300Bシングルエンド アンプ 結果は2022年01月24日 19時31分01秒

まずは300Bのフィラメントを定電流点火した効果から。
VP-7723Aで残留雑音を測定する。8Ω単純負荷時。
L-ch : 0.42mVrms
R-ch : 0.26mVrms

交流点火の時はおよそ4mVrmsはあったから劇的な改善で、ハム音に悩まされたことが遠い過去のように感じる。
L-chがR-chに比べて大きいのは整流管のばらつきによるものと推定する。

実を言うと、通電当初L-chから不定期にバシッという放電しているようなノイズが出て肝を冷やした。よく見ると、どうも整流管からのようで、ノイズもかなり大きい。そのまま通電して数日したらノイズも小さくなり、放電現象もなくなった。もともとPSVANE 274Bはそのような造りなのだろう。

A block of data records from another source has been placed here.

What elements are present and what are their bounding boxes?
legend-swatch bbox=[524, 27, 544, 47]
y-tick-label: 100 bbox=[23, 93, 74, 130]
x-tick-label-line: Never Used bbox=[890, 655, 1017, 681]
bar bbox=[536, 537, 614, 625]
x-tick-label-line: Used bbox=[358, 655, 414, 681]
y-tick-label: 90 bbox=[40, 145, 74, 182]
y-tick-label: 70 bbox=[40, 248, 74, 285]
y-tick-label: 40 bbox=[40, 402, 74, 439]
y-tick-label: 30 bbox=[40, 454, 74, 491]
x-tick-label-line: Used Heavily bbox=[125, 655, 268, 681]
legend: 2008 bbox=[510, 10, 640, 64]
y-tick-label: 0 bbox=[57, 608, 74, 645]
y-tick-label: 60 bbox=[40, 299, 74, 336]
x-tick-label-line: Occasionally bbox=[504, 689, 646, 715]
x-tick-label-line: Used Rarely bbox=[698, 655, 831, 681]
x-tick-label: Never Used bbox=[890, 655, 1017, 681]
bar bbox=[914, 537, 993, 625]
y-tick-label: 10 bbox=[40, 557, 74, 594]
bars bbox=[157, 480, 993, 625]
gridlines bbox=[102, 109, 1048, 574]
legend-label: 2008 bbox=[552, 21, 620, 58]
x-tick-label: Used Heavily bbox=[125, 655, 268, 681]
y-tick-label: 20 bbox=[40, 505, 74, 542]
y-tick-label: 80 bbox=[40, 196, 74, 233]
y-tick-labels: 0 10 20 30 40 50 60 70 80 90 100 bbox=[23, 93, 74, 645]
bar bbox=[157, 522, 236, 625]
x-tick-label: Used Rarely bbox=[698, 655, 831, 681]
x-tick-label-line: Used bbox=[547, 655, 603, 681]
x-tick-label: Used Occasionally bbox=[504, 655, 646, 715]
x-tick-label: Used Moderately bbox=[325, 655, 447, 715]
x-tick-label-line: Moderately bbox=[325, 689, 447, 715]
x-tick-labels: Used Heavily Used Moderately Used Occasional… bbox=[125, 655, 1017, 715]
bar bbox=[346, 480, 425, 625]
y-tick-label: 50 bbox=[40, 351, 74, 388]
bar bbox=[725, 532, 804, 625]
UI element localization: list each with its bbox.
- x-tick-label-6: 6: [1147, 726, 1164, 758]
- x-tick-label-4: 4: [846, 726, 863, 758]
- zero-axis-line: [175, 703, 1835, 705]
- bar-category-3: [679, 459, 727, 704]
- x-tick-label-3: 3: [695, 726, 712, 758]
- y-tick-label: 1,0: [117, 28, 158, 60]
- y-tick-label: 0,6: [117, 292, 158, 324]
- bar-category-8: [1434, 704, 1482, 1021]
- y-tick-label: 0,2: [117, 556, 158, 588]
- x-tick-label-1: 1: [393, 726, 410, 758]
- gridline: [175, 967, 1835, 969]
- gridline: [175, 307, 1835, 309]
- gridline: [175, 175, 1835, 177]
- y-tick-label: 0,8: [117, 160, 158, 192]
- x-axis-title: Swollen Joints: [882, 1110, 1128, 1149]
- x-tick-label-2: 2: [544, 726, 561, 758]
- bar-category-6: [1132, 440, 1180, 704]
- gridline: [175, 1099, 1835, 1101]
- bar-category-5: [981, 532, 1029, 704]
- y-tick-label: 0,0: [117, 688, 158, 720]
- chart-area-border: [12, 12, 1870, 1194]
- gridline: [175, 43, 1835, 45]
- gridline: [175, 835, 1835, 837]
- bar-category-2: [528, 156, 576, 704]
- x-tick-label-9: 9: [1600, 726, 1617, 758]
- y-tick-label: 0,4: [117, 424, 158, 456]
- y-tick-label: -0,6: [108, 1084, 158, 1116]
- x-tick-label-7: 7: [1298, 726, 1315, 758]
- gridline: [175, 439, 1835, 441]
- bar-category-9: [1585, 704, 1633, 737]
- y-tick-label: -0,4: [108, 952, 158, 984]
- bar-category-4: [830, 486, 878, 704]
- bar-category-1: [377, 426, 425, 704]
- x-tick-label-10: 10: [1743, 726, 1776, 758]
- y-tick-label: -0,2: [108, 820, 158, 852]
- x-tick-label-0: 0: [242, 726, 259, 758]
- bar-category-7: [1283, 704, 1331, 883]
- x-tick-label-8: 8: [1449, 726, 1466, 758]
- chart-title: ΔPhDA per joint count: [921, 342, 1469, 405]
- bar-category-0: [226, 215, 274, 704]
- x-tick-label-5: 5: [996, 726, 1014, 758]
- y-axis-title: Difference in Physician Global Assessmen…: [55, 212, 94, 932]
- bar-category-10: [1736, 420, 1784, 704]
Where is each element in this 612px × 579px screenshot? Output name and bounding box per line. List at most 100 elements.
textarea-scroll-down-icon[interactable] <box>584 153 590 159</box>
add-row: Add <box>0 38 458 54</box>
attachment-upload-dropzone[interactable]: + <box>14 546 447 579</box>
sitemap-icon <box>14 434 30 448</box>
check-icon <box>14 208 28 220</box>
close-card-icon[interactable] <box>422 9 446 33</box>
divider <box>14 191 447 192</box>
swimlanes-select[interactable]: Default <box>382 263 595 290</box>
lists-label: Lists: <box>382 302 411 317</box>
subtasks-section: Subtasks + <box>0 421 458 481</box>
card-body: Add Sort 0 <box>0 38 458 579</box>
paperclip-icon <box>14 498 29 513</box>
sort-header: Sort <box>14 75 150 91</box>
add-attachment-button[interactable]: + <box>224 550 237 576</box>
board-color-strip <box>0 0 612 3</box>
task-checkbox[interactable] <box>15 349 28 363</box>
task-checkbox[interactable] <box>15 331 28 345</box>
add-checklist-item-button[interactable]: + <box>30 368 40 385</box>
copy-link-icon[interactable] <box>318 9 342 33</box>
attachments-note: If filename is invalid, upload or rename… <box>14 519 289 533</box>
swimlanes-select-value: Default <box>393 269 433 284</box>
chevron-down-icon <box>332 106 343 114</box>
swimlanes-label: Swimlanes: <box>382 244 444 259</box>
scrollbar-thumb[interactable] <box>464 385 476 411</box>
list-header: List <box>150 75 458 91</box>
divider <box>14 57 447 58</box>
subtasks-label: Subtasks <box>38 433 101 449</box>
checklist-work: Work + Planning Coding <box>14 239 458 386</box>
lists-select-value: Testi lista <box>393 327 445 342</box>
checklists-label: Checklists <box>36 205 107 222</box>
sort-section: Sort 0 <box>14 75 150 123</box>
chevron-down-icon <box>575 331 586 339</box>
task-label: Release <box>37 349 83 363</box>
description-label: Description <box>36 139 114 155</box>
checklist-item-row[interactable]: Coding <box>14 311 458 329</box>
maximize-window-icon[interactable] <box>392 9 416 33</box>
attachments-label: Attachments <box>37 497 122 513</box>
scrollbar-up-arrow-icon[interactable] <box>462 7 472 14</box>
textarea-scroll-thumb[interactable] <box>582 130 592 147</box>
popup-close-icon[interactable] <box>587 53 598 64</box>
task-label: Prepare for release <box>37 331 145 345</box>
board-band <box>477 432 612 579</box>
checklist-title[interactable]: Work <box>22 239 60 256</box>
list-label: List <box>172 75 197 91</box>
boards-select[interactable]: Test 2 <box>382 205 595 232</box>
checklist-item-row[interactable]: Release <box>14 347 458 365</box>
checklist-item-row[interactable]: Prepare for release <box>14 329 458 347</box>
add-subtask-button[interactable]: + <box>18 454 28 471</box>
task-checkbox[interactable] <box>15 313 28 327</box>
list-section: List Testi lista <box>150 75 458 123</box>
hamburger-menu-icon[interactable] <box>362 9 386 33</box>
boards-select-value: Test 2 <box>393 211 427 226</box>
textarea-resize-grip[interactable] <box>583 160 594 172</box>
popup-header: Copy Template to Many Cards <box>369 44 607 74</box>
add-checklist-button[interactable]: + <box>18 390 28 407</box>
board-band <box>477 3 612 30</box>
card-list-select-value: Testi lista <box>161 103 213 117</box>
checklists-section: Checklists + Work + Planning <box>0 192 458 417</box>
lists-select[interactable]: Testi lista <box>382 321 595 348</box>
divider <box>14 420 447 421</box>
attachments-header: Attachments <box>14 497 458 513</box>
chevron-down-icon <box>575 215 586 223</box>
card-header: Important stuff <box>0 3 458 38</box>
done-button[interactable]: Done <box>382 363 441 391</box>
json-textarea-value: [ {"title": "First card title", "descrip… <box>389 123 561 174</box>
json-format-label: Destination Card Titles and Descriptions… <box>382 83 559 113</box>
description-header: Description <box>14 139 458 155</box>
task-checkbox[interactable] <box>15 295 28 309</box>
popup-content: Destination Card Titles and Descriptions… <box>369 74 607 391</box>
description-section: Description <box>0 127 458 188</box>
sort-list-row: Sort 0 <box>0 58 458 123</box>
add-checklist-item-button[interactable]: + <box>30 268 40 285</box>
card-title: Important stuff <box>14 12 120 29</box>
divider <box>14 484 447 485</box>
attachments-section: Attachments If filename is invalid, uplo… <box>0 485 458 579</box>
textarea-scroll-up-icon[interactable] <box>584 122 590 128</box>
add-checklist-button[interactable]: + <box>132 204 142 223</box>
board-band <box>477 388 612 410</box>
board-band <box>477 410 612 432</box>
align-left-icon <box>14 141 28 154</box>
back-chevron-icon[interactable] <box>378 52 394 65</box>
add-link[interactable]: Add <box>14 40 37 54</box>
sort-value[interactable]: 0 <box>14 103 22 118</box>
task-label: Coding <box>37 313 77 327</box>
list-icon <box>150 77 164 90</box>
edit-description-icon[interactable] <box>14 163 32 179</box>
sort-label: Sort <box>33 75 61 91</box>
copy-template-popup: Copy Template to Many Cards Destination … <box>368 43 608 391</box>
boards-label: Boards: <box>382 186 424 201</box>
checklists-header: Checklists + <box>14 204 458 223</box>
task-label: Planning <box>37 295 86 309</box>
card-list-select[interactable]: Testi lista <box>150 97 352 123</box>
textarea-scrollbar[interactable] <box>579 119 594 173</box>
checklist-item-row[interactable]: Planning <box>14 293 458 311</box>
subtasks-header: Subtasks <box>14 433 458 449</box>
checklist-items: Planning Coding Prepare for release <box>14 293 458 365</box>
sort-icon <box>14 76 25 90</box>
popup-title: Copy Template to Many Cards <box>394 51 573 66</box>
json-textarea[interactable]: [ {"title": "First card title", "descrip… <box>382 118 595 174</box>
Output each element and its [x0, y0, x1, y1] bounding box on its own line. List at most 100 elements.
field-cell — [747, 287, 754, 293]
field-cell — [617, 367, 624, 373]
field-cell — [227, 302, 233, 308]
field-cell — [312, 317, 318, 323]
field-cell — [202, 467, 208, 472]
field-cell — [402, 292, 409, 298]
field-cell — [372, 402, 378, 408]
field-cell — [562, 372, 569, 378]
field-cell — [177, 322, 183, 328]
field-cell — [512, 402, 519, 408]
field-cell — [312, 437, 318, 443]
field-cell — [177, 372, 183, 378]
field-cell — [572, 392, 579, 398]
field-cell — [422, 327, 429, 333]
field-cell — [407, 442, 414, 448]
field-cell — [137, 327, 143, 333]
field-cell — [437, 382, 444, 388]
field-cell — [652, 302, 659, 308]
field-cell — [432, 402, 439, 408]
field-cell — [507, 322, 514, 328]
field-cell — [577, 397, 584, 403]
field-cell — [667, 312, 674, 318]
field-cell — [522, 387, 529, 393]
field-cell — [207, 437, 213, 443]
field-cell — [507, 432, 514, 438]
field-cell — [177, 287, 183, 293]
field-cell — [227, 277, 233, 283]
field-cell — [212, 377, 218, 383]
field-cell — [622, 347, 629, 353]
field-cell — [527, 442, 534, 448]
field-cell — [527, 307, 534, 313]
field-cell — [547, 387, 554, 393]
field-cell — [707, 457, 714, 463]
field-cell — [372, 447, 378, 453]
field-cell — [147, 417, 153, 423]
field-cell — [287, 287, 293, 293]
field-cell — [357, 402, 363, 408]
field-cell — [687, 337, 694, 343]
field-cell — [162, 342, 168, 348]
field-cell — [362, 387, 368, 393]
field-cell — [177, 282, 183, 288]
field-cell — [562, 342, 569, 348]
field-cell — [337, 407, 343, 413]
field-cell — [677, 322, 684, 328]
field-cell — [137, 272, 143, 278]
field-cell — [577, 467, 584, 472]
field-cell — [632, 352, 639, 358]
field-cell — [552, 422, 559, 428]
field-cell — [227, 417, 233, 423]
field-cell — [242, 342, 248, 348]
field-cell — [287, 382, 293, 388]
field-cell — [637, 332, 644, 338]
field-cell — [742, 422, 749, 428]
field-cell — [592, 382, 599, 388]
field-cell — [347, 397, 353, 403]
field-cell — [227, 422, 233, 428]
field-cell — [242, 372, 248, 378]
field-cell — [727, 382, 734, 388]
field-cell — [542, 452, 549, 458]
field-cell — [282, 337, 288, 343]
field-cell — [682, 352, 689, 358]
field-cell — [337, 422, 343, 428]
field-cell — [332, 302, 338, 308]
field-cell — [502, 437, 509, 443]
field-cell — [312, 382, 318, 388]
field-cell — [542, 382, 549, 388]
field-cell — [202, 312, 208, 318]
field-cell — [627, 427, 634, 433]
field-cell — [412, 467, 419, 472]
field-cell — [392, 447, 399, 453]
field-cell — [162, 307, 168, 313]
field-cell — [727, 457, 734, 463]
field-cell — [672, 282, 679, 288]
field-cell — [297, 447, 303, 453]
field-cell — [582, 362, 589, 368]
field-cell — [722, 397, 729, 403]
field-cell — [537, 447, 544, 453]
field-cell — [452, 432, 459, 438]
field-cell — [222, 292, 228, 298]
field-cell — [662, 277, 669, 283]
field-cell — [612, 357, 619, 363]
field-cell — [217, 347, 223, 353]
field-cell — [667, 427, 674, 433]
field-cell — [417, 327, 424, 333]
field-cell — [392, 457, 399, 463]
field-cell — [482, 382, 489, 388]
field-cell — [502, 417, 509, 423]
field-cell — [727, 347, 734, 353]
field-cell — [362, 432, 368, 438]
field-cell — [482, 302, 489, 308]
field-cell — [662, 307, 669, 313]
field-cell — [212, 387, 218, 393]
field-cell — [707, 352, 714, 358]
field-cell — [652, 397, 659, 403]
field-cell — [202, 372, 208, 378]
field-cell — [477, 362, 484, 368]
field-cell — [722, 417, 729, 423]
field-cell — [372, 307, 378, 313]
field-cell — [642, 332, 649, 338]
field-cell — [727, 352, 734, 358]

電源部が完成してからおよそ1週間、エージングを重ね、音もだいぶ落ち着いてきた。さすが出力段が真空管であることの意義は大きく、前にせり出すような力強い音でありながら、なおかつ音楽性に富んでいて、聴いていて心が躍り出す。
世の人々が300Bアンプを称揚する気持ちはよく理解できる。

整列した300Bシングルエンドアンプ。ST管が横並びに4本並ぶとなかなか壮観である。

後日談
そこで終われば人はおおくのことを悩むことなく、幸せに過ごせただろう。どうしても先に作ったGaNシングルエンド・アンプと比較したくなる。聴いてみて頭を抱えた。
GaNシングルエンドアンプがすばらしくよいのである。音に質量があり、前にせり出していながら、非常に落ち着いていて包み込むような優しさに富んでいる。もちろん人の心を揺さぶる音楽が聴こえる。

それに比べて300Bシングルエンドアンプは、決して悪いアンプではないのだが、雑味が混じり、がさがさしていて洗練されていない印象がある。
この違いはどこから生じるのか考えてみたが、整流管がまだエージングが十分ではないのかもしれない。

ここで次なる課題が浮かび上がる。
おそらく300Bアンプの実力を発揮させるにはWE274Bが必要なのだろう。しかしそのことを享受できるのは、懐に余裕のあるごく限られた人々であって、なにか釈然としない。世界は貧富によらず血筋によらず、だれにでも機会が公平に与えられることを目指してきたのではないか.

そこで、すでにGaNダイオードがすばらしい結果を出しているのだから、これを300Bアンプに応用できないかということになる。そこで検討しなければならないのは耐圧である。

GaN素子は最大で650Vに規定されている。300Bアンプの電源トランスの電圧は約480V。要求される耐圧はこれの3倍だから、1500V程度となる。全く足りない。
唯一の解決策は直列接続することだが、果たしてそれでうまくいくのかは実験してみないとわからない。
このテーマについては、また進展があったら取り上げることにする。